Scientists Say We're Making Espresso Wrong (and They May Be Right)

Conventional espresso-making methods are inconsistent and wasteful, according to a new paper.

It's easy to understand the appeal of those pod-based coffee machines: Pop in a pod, press a button and done. But many of us prefer the opposite end of the effort spectrum: Choose a roaster, choose beans, choose a brewing method, choose a grind, choose a water temperature, choose a ratio of water to beans, choose a brewing time, and… I think that's it? However, with multiple variables involved, getting it right on a consistent basis can be frustrating.

Now, things may be complicated even further for espresso fans: A new study suggests that the conventional method for making espresso may be problematically inconsistent, and some of those aforementioned variables should probably be reconsidered from the ground—or grounds—up.

A barista preparing espresso for brewing
Barista holding portafilter and coffee tamper making an espresso coffee. luckyraccoon/Getty Images

In the study "Systematically Improving Espresso: Insights from Mathematical Modeling and Experiment," published this week in the journal Matter, a global team of researchers from the United States, the United Kingdom, Ireland, Australia, and Switzerland have concluded that the key to consistent results—with less cost and waste—might be to make espresso with fewer beans and a coarser grind.

"Most people in the coffee industry are using fine-grind settings and lots of coffee beans to get a mix of bitterness and sour acidity that is unpredictable and irreproducible," co-senior author Christopher Hendon, a computational chemist at the University of Oregon, explained in a statement. "It sounds counterintuitive, but experiments and modeling suggest that efficient, reproducible shots can be accessed by simply using less coffee and grinding it more coarsely."

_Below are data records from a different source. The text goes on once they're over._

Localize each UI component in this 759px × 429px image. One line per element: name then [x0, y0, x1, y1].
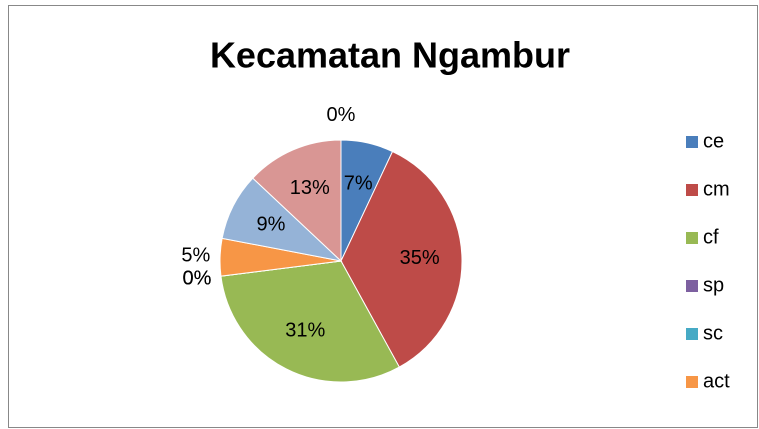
data-label: 9% — [256, 214, 285, 236]
data-label: 7% — [344, 173, 373, 195]
legend-swatch — [686, 328, 698, 340]
pie-slice — [220, 260, 400, 383]
legend-swatch — [686, 376, 698, 388]
chart-title: Kecamatan Ngambur — [210, 35, 570, 76]
legend-swatch — [686, 184, 698, 196]
legend-label: cf — [703, 226, 719, 248]
data-label: 0% — [182, 267, 211, 289]
data-label: 0% — [327, 104, 356, 126]
data-label: 0% — [182, 267, 211, 289]
legend-swatch — [686, 136, 698, 148]
legend-label: sp — [703, 274, 724, 296]
data-label: 35% — [400, 247, 440, 269]
legend-label: sc — [703, 322, 723, 344]
pie-slice — [340, 150, 463, 368]
legend-label: act — [703, 370, 730, 392]
data-label: 13% — [290, 177, 330, 199]
data-label: 5% — [181, 245, 210, 267]
legend-swatch — [686, 280, 698, 292]
legend-swatch — [686, 232, 698, 244]
data-label: 31% — [285, 319, 325, 341]
legend-label: ce — [703, 130, 724, 152]
legend-label: cm — [703, 178, 730, 200]
pie-slice — [252, 139, 342, 263]
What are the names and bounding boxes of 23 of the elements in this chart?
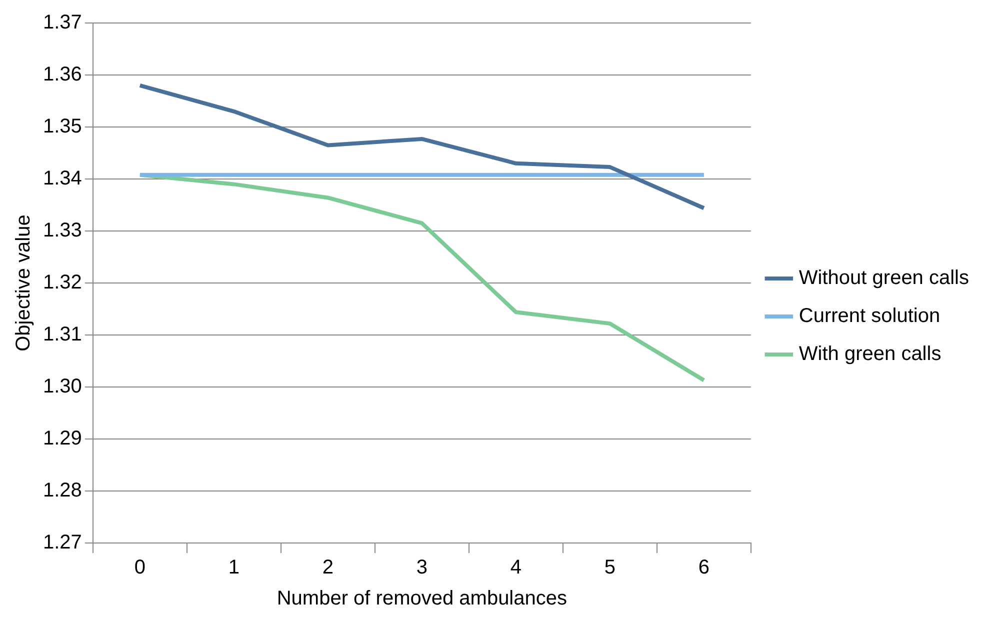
y-tick-label: 1.36 <box>42 64 82 86</box>
x-tick-label: 6 <box>698 556 710 579</box>
x-tick-label: 3 <box>416 556 428 579</box>
y-tick-label: 1.31 <box>42 324 82 346</box>
y-tick-label: 1.27 <box>42 532 82 554</box>
x-tick-label: 0 <box>134 556 146 579</box>
y-tick-label: 1.30 <box>42 376 82 398</box>
y-tick-label: 1.33 <box>42 220 82 242</box>
x-axis-title: Number of removed ambulances <box>276 588 567 610</box>
y-tick-label: 1.32 <box>42 272 82 294</box>
y-tick-label: 1.37 <box>42 12 82 34</box>
y-tick-label: 1.35 <box>42 116 82 138</box>
legend-label: Without green calls <box>798 267 969 290</box>
y-tick-label: 1.34 <box>42 168 82 190</box>
legend-label: With green calls <box>798 343 942 366</box>
legend-label: Current solution <box>798 305 940 328</box>
x-tick-label: 1 <box>228 556 240 579</box>
y-tick-label: 1.28 <box>42 480 82 502</box>
y-axis-title: Objective value <box>12 214 35 352</box>
x-tick-label: 2 <box>322 556 334 579</box>
y-tick-label: 1.29 <box>42 428 82 450</box>
x-tick-label: 4 <box>510 556 522 579</box>
x-tick-label: 5 <box>604 556 616 579</box>
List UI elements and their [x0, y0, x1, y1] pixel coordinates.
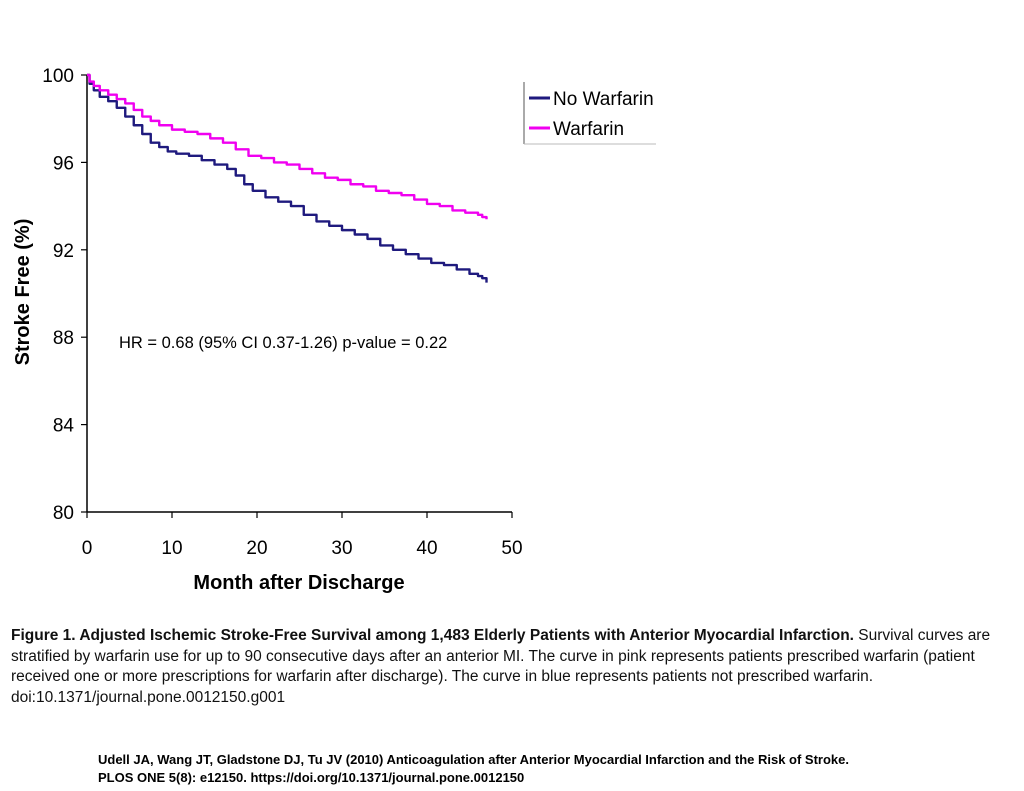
x-tick-label: 30 — [331, 538, 352, 559]
series-line-no-warfarin — [87, 73, 488, 283]
y-tick-label: 96 — [53, 153, 74, 174]
citation-line-1: Udell JA, Wang JT, Gladstone DJ, Tu JV (… — [98, 752, 849, 767]
x-tick-label: 40 — [416, 538, 437, 559]
chart-legend: No Warfarin Warfarin — [523, 82, 656, 145]
caption-title: Figure 1. Adjusted Ischemic Stroke-Free … — [11, 627, 854, 644]
caption-doi: doi:10.1371/journal.pone.0012150.g001 — [11, 688, 286, 706]
x-tick-label: 0 — [82, 538, 93, 559]
y-axis-label: Stroke Free (%) — [12, 219, 34, 366]
y-tick-label: 84 — [53, 416, 75, 437]
hazard-ratio-annotation: HR = 0.68 (95% CI 0.37-1.26) p-value = 0… — [119, 334, 447, 352]
x-tick-label: 50 — [501, 538, 522, 559]
y-tick-label: 100 — [42, 66, 74, 87]
x-tick-label: 20 — [246, 538, 267, 559]
x-tick-label: 10 — [161, 538, 182, 559]
x-axis-label: Month after Discharge — [193, 572, 404, 594]
figure-caption: Figure 1. Adjusted Ischemic Stroke-Free … — [11, 626, 1021, 708]
y-tick-label: 88 — [53, 328, 74, 349]
chart-series — [87, 73, 488, 283]
survival-chart: 80 84 88 92 96 100 0 10 20 30 40 50 Stroke Free (%)… — [12, 66, 656, 594]
caption-body: Survival curves are stratified by warfar… — [11, 627, 991, 685]
citation-line-2: PLOS ONE 5(8): e12150. https://doi.org/1… — [98, 770, 525, 785]
y-tick-label: 92 — [53, 241, 74, 262]
citation: Udell JA, Wang JT, Gladstone DJ, Tu JV (… — [98, 751, 1018, 787]
legend-label-warfarin: Warfarin — [553, 119, 624, 140]
y-tick-label: 80 — [53, 503, 74, 524]
series-line-warfarin — [87, 73, 488, 220]
chart-axes: 80 84 88 92 96 100 0 10 20 30 40 50 — [42, 66, 522, 559]
legend-label-no-warfarin: No Warfarin — [553, 89, 654, 110]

In essence, the current method for making espresso is a crapshoot. No, you won't crap out entirely: You'll still get a drinkable brew. However, speaking over the phone, Hendon explained to me that conventional brewing includes enough inevitable variability that the flavor of your shot won't be the same every time. Fine grinds tend to pack together in the bed, and as water follows the path of least resistance through them, some grinds get higher extraction rates while others are barely extracted at all. As a result, espresso shots are usually an average of extreme variation, not a consistent whole.

Figuring out how to get consistent results from millions of coffee grinds isn't easy. "You would need more computing power than Google has to accurately solve the physics and transport equations of brewing on a geometry as intricate as a coffee bed," co-senior author Jamie M. Foster, a mathematician at the University of Portsmouth in the United Kingdom, added in the study's announcement.

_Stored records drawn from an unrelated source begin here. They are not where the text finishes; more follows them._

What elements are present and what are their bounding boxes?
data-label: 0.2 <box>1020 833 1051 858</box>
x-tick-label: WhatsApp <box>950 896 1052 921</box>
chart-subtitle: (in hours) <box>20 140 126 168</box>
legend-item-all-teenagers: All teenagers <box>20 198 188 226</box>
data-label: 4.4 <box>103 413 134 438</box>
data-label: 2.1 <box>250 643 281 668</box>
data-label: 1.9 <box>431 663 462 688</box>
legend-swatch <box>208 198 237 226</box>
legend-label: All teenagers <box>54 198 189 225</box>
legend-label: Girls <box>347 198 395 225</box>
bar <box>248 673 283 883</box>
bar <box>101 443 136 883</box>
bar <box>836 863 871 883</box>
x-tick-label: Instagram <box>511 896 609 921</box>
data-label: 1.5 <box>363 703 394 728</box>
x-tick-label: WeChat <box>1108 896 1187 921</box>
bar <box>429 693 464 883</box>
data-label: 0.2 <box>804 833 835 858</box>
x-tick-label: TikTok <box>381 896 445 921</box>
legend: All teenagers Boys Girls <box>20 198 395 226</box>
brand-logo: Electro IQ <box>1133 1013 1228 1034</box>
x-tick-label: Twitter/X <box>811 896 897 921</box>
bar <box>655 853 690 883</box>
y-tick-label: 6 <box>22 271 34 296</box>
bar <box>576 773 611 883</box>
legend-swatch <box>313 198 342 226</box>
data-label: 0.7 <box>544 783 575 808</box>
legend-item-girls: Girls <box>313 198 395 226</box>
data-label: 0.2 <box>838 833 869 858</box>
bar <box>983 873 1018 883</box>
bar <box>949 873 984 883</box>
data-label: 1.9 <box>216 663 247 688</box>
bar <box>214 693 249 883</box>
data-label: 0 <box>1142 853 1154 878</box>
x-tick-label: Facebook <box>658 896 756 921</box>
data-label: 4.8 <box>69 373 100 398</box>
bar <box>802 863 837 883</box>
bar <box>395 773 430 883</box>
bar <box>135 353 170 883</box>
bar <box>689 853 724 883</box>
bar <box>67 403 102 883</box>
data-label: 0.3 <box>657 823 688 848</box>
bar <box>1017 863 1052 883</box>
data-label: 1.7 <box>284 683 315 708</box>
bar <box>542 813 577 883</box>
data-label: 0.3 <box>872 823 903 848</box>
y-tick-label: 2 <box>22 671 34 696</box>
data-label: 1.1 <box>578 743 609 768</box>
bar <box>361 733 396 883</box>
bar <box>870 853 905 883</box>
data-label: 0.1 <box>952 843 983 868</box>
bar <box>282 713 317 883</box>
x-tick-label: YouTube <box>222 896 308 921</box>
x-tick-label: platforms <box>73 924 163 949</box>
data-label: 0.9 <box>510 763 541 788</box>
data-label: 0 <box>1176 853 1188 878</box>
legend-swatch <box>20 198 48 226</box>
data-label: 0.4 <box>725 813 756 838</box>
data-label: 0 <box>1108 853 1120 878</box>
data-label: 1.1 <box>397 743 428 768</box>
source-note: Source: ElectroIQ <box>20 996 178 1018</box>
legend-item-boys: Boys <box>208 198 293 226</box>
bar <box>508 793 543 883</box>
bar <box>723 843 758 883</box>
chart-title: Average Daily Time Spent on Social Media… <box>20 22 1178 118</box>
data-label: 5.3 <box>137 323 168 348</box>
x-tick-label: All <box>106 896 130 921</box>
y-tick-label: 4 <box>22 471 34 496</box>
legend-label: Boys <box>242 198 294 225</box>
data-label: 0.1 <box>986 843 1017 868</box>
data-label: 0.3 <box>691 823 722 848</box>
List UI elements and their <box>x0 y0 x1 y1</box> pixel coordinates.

Luckily for the ten-person research team, though not quite Google, they were able to mathematically analyze the brewing process—getting some help from electrochemistry—then compare their models to the actual results. After making tweaks across thousands of shots, they determined the best way to achieve that previously elusive consistency: "One way to optimize extraction and achieve reproducibility is to grind coarser and use a little less water, while another is to simply reduce the mass of coffee," Hendon stated.

But what does a group of "mathematicians, physicists, and materials experts" (as the press release states) know about good tasting coffee anyway? Hendon told me a number of members in the group are coffee experts as well, but that's kind of beside the point. His convincing argument: Let's make the process of brewing espresso consistent and then make adjustments for flavor from there. Currently, baristas are metaphorically throwing darts at a moving board: Even if you like the flavor you're getting, there's little guarantee it will be the same the next time. Hendon seemed confident that, with his team's method, baristas could work their way back to the flavor profile they prefer—and then reproduce it more often.

The coffee expert I spoke to, Charles Babinski, co-founder of the Los Angeles-based coffee company Go Get Em Tiger, didn't necessarily disagree. "I follow the adage to be wary of any coffee science article that makes its way into popular media," he told me via email. "I have nothing but love and respect for Hendon, and my layman's view of his (obviously rather technical) paper is that it mostly checks out with my experiences. I have definitely witnessed lower doses and courser grounds yield comparable/better extractions than shots done within current industry best practices."

Babinski did have one bone to pick, however. "In my experience, the faster shots that Hendon and co. are describing are just not as expressive or exemplary as a 'well-extracted' longer shot," he explains. "They cover this somewhat in the paper…. I also don't think that anything they said in the paper particularly refutes my current viewpoint since the focus is on efficiency and repeatability, not quality, so I think this data could definitely be used to progress toward new approaches to coffee extraction."

Meanwhile, all this talk of taste doesn't even include the study's other big benefit: Using fewer beans costs less and creates less waste, improving sustainability. The researchers suggest a small café could save thousands while the entire U.S. coffee industry could save as much as $1.1 billion. (Or they could pass some of those savings on to us!)

But in the end, Hendon stressed that he agrees taste is king, and he's not trying to mess with that. "There is a tremendous dependency on the preferences of the person producing the coffee," he stated; "we are elucidating the variables that they need to consider if they want to better navigate the parameter space of brewing espresso." Unless, of course, you like playing craps? The highs can certainly be thrilling as long as you can handle the lows.